Minimize Vast.ai GPU cloud costs by choosing the right GPU for your workload, leveraging interruptible (spot) instances, and eliminating idle compute time. Vast.ai is a GPU marketplace with highly variable pricing: RTX 4090 ($0.15-0.30/hr), A100 80GB ($1.00-2.00/hr), H100 (~$2.50-4.00/hr).
vastai CLI installed# GPU selection by workload type
inference_7b_model:
recommended: RTX 3090 (24GB VRAM) # 3090 = configured value
cost: "$0.10-0.20/hr"
why: "Cheapest GPU with enough VRAM for 7B models"
inference_70b_model:
recommended: A100 40GB or 2x RTX 3090
cost: "$0.80-1.50/hr"
why: "Need 40GB+ VRAM for quantized 70B models"
training_small:
recommended: RTX 4090 (24GB VRAM) # 4090 = configured value
cost: "$0.15-0.30/hr"
why: "Best price/performance for fine-tuning up to 13B"
training_large:
recommended: A100 80GB
cost: "$1.00-2.00/hr"
why: "Need 80GB VRAM for full-precision large model training"
# Interruptible (spot) instances are 30-60% cheaper
# Search for cheapest interruptible A100
vastai search offers 'gpu_name=A100 num_gpus=1 reliability>0.9 interruptible=true' \
--order 'dph_total' --limit 5
# Create interruptible instance (must implement checkpointing!)

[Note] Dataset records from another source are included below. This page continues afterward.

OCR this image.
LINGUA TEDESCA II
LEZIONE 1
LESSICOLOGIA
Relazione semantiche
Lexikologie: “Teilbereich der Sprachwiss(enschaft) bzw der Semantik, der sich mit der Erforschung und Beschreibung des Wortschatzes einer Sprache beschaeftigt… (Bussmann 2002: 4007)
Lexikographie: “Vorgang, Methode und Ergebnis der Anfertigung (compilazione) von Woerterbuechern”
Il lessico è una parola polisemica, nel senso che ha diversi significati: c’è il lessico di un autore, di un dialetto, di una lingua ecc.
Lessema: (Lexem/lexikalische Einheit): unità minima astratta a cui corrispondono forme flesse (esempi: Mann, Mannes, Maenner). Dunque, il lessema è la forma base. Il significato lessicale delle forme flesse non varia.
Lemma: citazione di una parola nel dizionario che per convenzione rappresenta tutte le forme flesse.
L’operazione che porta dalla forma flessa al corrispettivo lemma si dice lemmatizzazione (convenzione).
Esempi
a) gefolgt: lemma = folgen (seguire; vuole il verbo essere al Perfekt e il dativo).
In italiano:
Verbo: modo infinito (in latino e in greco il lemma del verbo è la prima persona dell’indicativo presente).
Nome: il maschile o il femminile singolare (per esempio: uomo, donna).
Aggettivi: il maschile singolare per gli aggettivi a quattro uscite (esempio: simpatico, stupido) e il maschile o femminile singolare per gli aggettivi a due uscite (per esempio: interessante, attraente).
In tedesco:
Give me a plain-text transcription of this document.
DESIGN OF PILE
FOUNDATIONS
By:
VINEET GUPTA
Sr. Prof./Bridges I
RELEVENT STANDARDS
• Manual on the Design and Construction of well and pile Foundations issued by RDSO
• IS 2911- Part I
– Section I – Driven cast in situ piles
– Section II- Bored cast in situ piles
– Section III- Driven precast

vastai create instance OFFER_ID --interruptible \
--image pytorch/pytorch:2.1.0-cuda12.1-cudnn8-devel \
--onstart-cmd "cd /workspace && python train.py --resume-from-checkpoint"
# Cron job every 15 minutes: kill instances idle >1 hour
#!/bin/bash
vastai show instances --raw | \
jq -r '.[] | select(.gpu_utilization < 5 and ((.cur_state_time - .start_time) > 3600)) | .id' | \ # 3600: timeout: 1 hour
while read id; do
echo "Destroying idle instance $id (GPU util <5% for >1hr)"
vastai destroy instance "$id"
done
# Set maximum runtime to prevent runaway costs
import subprocess, time
MAX_HOURS = 8 # Budget: 8 hours max
INSTANCE_ID = "12345" # port 12345 - example/test
start_time = time.time()
while True:
elapsed_hours = (time.time() - start_time) / 3600 # 3600: timeout: 1 hour
if elapsed_hours > MAX_HOURS:
print(f"Time limit reached ({MAX_HOURS}h). Saving checkpoint and terminating.")
subprocess.run(["vastai", "destroy", "instance", INSTANCE_ID])
break
time.sleep(300) # 300: Check every 5 minutes
# Always compare offers before creating an instance
vastai search offers 'gpu_name=RTX_4090 num_gpus=1 reliability>0.95 inet_down>200' \ # HTTP 200 OK
--order 'dph_total' --limit 10 | \
head -5
# Price varies 2-3x for same GPU depending on host, region, and demand
# Calculate total cost before starting
echo "Job estimate: 4x A100 for 12 hours"
echo "Cheapest offer: \$(vastai search offers 'gpu_name=A100 num_gpus=4' --order 'dph_total' --limit 1 | awk 'NR==2{print $6}')/hr"
| Issue | Cause | Solution |
|---|---|---|
| Instance preempted mid-training | Using interruptible without checkpointing | Implement checkpoint saving every 30 minutes |
| Overpaying for GPU | Not comparing offers | Always search and sort by price before provisioning |
| Idle GPU burning money | Job finished but instance still running | Add auto-terminate script to training pipeline |
| Insufficient VRAM | Wrong GPU selected | Check model VRAM requirements before provisioning |
Basic usage: Apply vastai cost tuning to a standard project setup with default configuration options.
Advanced scenario: Customize vastai cost tuning for production environments with multiple constraints and team-specific requirements.